MANILA - The Commission on Human Rights (CHR) on Tuesday welcomed President Rodrigo Duterte's order for the police and military to "re-assess" the campaign against illegal drugs.
"With this recognition and admission of the existence of abuses, we are hopeful that the administration will utilize all means to exact accountability from all perpetrators," CHR spokesperson Jacqueline de Guia said in a statement.
The commission said social problems such as poverty, inequality, and lack of education "must be addressed to tackle the root causes of the problems simultaneous with effective law enforcement."
"May this new directive help ensure that law enforcers will truly embody the laws they seek to enforce and re-imbibe their sworn duty to serve and protect the rights of the people at all times."
Duterte on Monday gave the order to give the anti-drug campaign a second look as he told police not to abuse their power.
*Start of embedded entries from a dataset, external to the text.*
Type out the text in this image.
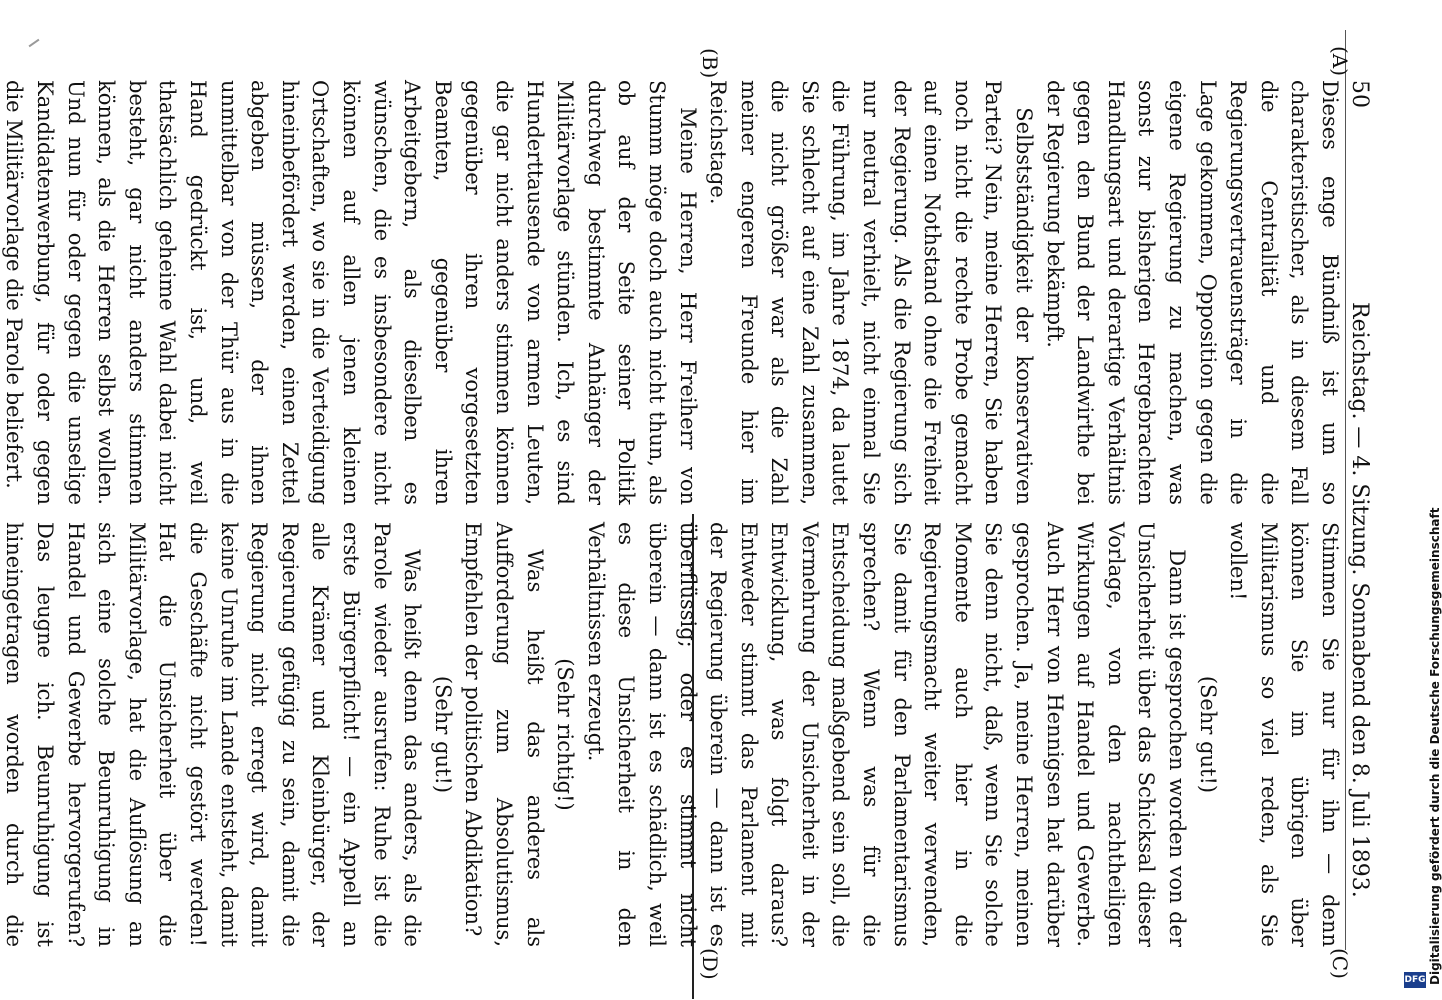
50  Reichstag. — 4. Sitzung. Sonnabend den 8. Juli 1893.
(A)
(B)
(C)
(D)

Dieses enge Bündniß ist um so charakteristischer, als in diesem Fall die Centralität und die Regierungsvertrauensträger in die Lage gekommen, Opposition gegen die eigene Regierung zu machen, was sonst zur bisherigen Hergebrachten Handlungsart und derartige Verhältnis gegen den Bund der Landwirthe bei der Regierung bekämpft.

Selbstständigkeit der konservativen Partei? Nein, meine Herren, Sie haben noch nicht die rechte Probe gemacht auf einen Nothstand ohne die Freiheit der Regierung. Als die Regierung sich nur neutral verhielt, nicht einmal Sie die Führung, im Jahre 1874, da lautet Sie schlecht auf eine Zahl zusammen, die nicht größer war als die Zahl meiner engeren Freunde hier im Reichstage.

Meine Herren, Herr Freiherr von Stumm möge doch auch nicht thun, als ob auf der Seite seiner Politik durchweg bestimmte Anhänger der Militärvorlage stünden. Ich, es sind Hunderttausende von armen Leuten, die gar nicht anders stimmen können gegenüber ihren vorgesetzten Beamten, gegenüber ihren Arbeitgebern, als dieselben es wünschen, die es insbesondere nicht können auf allen jenen kleinen Ortschaften, wo sie in die Verteidigung hineinbefördert werden, einen Zettel abgeben müssen, der ihnen unmittelbar von der Thür aus in die Hand gedrückt ist, und, weil thatsächlich geheime Wahl dabei nicht besteht, gar nicht anders stimmen können, als die Herren selbst wollen. Und nun für oder gegen die unselige Kandidatenwerbung, für oder gegen die Militärvorlage die Parole beliefert.

Stimmen Sie nur für ihn — denn können Sie im übrigen über Militarismus so viel reden, als Sie wollen!

(Sehr gut!)

Dann ist gesprochen worden von der Unsicherheit über das Schicksal dieser Vorlage, von den nachtheiligen Wirkungen auf Handel und Gewerbe. Auch Herr von Hennigsen hat darüber gesprochen. Ja, meine Herren, meinen Sie denn nicht, daß, wenn Sie solche Momente auch hier in die Regierungsmacht weiter verwenden, Sie damit für den Parlamentarismus sprechen? Wenn was für die Entscheidung maßgebend sein soll, die Vermehrung der Unsicherheit in der Entwicklung, was folgt daraus? Entweder stimmt das Parlament mit der Regierung überein — dann ist es überflüssig; oder es stimmt nicht überein — dann ist es schädlich, weil es diese Unsicherheit in den Verhältnissen erzeugt.

(Sehr richtig!)

Was heißt das anderes als Aufforderung zum Absolutismus, Empfehlen der politischen Abdikation?

(Sehr gut!)

Was heißt denn das anders, als die Parole wieder ausrufen: Ruhe ist die erste Bürgerpflicht! — ein Appell an alle Krämer und Kleinbürger, der Regierung gefügig zu sein, damit die Regierung nicht erregt wird, damit keine Unruhe im Lande entsteht, damit die Geschäfte nicht gestört werden! Hat die Unsicherheit über die Militärvorlage, hat die Auflösung an sich eine solche Beunruhigung in Handel und Gewerbe hervorgerufen? Das leugne ich. Beunruhigung ist hineingetragen worden durch die

DFG Digitalisierung gefördert durch die Deutsche Forschungsgemeinschaft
"Sinabi ko naman sa pulis huwag kayong mag-abuso (I told police not to commit abuses). You can kill them legally. And why do you have to kill them illegally? If you are there in the performance of your duty and there’s only one instance where you can kill --- really kill a person whether a criminal or whatnot is that your life is in danger in the performance of your duty," he said in a speech in Malacañang.
"Kaya ang mga pulis, mga military, kindly re-assess the --- marami kasi of late, marami ang mga pulis nasabit (So to the police and military, kindly reassess the... there are many incidents of late, many police officers involved). Why do you have to kill them illegally?" he added.
The President has also said he would not pardon the three policemen convicted for the murder of teenager Kian Delos Santos, the 17-year-old slain in an anti-drug operation in Caloocan City last year.
“No, of course not. Maybe 1 million years from now,” Duterte said when asked whether he would pardon the convicted cops.
More than 4,000 drug suspects have been killed in police anti-drug operations under the Duterte administration because they resisted arrest, authorities have said.
Human rights groups, meanwhile, contend that the death toll, including alleged victims of summary killings, could be more than 10,000.